I sent her a Mother's Day card but didn't receive any acknowledgement from her... Maybe I had the wrong address. I haven't even seen her place, nor has she seen mine. It's been such a loss because she's not really in my life now, which has been good for me in terms of working on myself and bettering myself. But, there's no feeling of her there now, it's such a numbing feeling. Like she's a distant person that I don't know anymore. So wretched. Something I'm not sure I'll ever come to terms with. Even though she's just a call away, a text away. But it's just not the same anymore, hasn't been for that time and probably never will be. And I don't know what the right thing is to do.

I know I should do what is healthy and right for myself. Yet strangely, if there was an emergency with her, I wouldn't give it a second thought. Why is it that two certain paradigms make such a difference?

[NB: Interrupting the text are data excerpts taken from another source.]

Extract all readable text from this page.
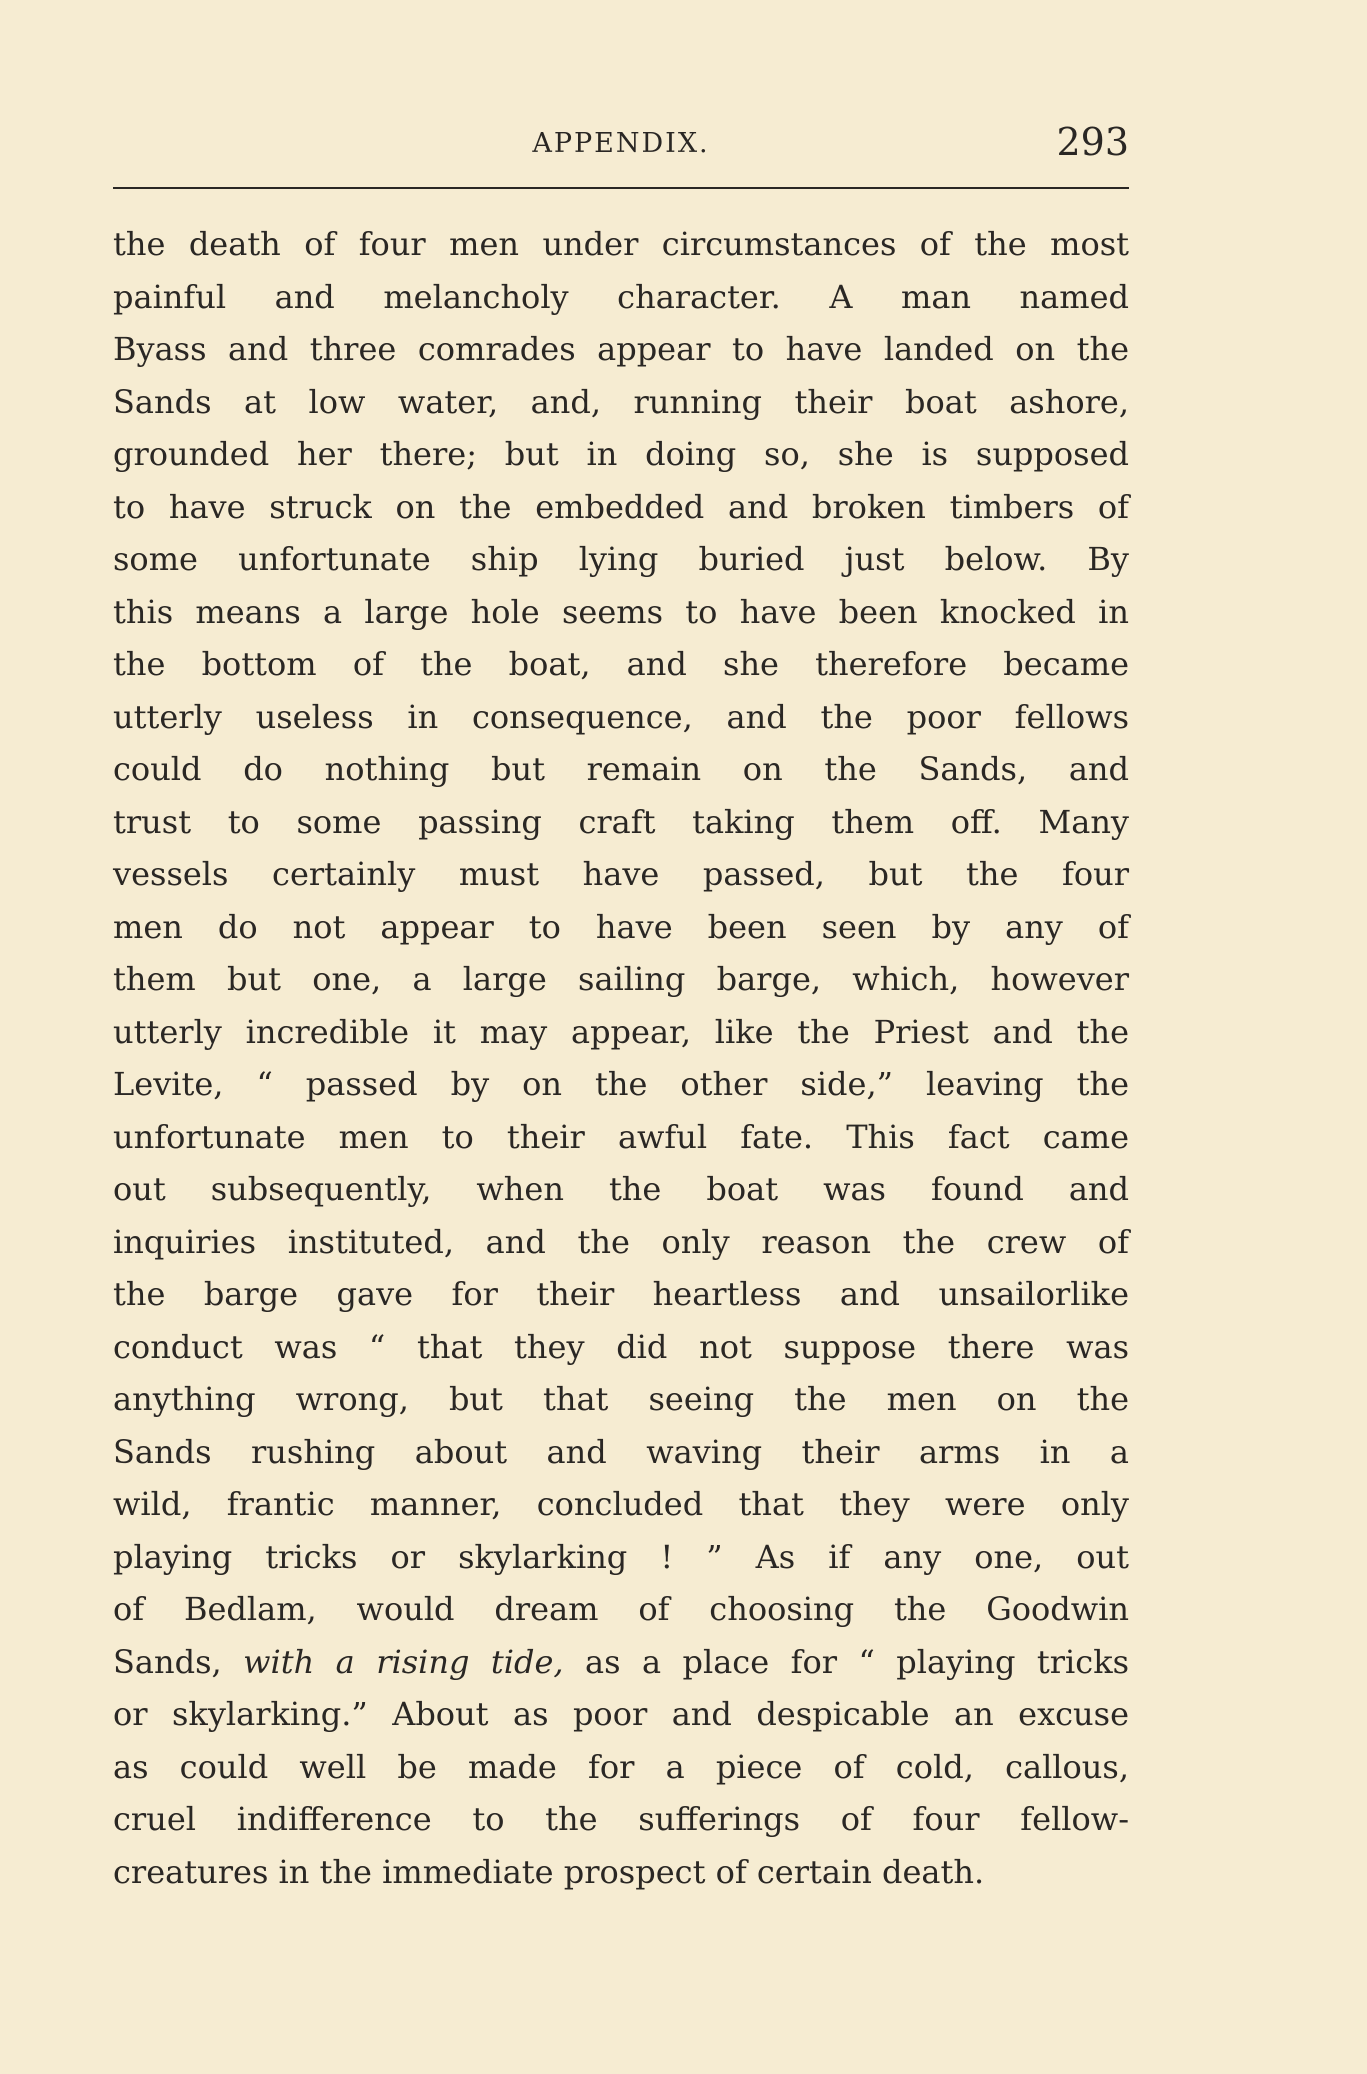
APPENDIX.	293
the death of four men under circumstances of the most
painful and melancholy character. A man named
Byass and three comrades appear to have landed on the
Sands at low water, and, running their boat ashore,
grounded her there; but in doing so, she is supposed
to have struck on the embedded and broken timbers of
some unfortunate ship lying buried just below. By
this means a large hole seems to have been knocked in
the bottom of the boat, and she therefore became
utterly useless in consequence, and the poor fellows
could do nothing but remain on the Sands, and
trust to some passing craft taking them off. Many
vessels certainly must have passed, but the four
men do not appear to have been seen by any of
them but one, a large sailing barge, which, however
utterly incredible it may appear, like the Priest and the
Levite, “ passed by on the other side,” leaving the
unfortunate men to their awful fate. This fact came
out subsequently, when the boat was found and
inquiries instituted, and the only reason the crew of
the barge gave for their heartless and unsailorlike
conduct was “ that they did not suppose there was
anything wrong, but that seeing the men on the
Sands rushing about and waving their arms in a
wild, frantic manner, concluded that they were only
playing tricks or skylarking ! ” As if any one, out
of Bedlam, would dream of choosing the Goodwin
Sands, with a rising tide, as a place for “ playing tricks
or skylarking.” About as poor and despicable an excuse
as could well be made for a piece of cold, callous,
cruel indifference to the sufferings of four fellow-
creatures in the immediate prospect of certain death.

I remember being in my GP's office, where they pointed out that she would be feeling the loss as well. I'd already considered this likelihood, but I said there was a discomfort in not being in contact with her or seeing her and there is a discomfort in the opposite of those as well. I guess I was just choosing the lesser discomfort of the two.

Starboard Song

I think that odd duality you feel is pretty common. There is a real woman out there. She gave birth to you and raised you and wears the title of "mother." That real woman, it sounds like, is someone you thrive without: someone best viewed at a considerable distance.

There is always and forever another woman out there. She is the ideal of a mother. She is who other people see in their heads when you say "my mother." She is the woman you thought of in exactly that way too, probably, for at least the first several years of your. life. And to not have that role filled is indeed sad.

In my home, we realize that the real woman we were dealt has told us that she wants to have no relationship with us, and that distance from that person is healthy for us and our son, who thereby lost a grandmother. But we mourn the loss of the mother. The woman who raised my wife, nursed her, cared for her, taught her. That woman is inaccessible to us, but we miss her -- impossibly.

****

There's another duality here. You said that if there were an emergency you'd be there for her. This is common amongst divorced couples, and all sorts of stressed relationships. It's all a matter of degree, not kind. This is the hard work of ethics, and it is only decent and kind to "be there" in emergencies for those who are otherwise on their own.

We are over 3 1/2 years NC. Last communication was in January of 2018. We regret it all the time. And also don't.
Radical Acceptance, by Brach   |   Self-Compassion, by Neff    |   Mindfulness, by Williams   |   The Book of Joy, by the Dalai Lama and Tutu
Healing From Family Rifts, by Sichel   |  Stop Walking on Egshells, by Mason    |    Emotional Blackmail, by Susan Forward

treesgrowslowly

Starboard song hit the nail on the head.

And your feelings are very normal. It takes courage to talk about the duality. The missing someone you are NC with.

I've come to see that the duality didn't start with me, and my experience of the real mother and the ideal mother.

Trauma splits people, and some trauma causes PDs, and I think there are people who are / were PD'd around me, who became that way due to their own trauma. The result being, this is not a safe person for me to be with. No amount of wishing or hoping on my part, would make them a safe person for me to be safe with. They are working out their life by being PD, and I'm working out my life by overcoming the collateral damage of that.

The comfort with duality isn't something we can develop until we reach a certain stage of awareness. When you see someone and think "They seem mature." it may very well be that they have a comfort with the duality in life, which they've had to develop. Maybe they developed it after years of recovery from trauma, maybe they processed a loss they had and they accepted the duality in their own experience of this loss. But I do think this idea of duality helps us understand the feelings after a loss, and accepting that our experience after going NC is meaningful, textured and transformative.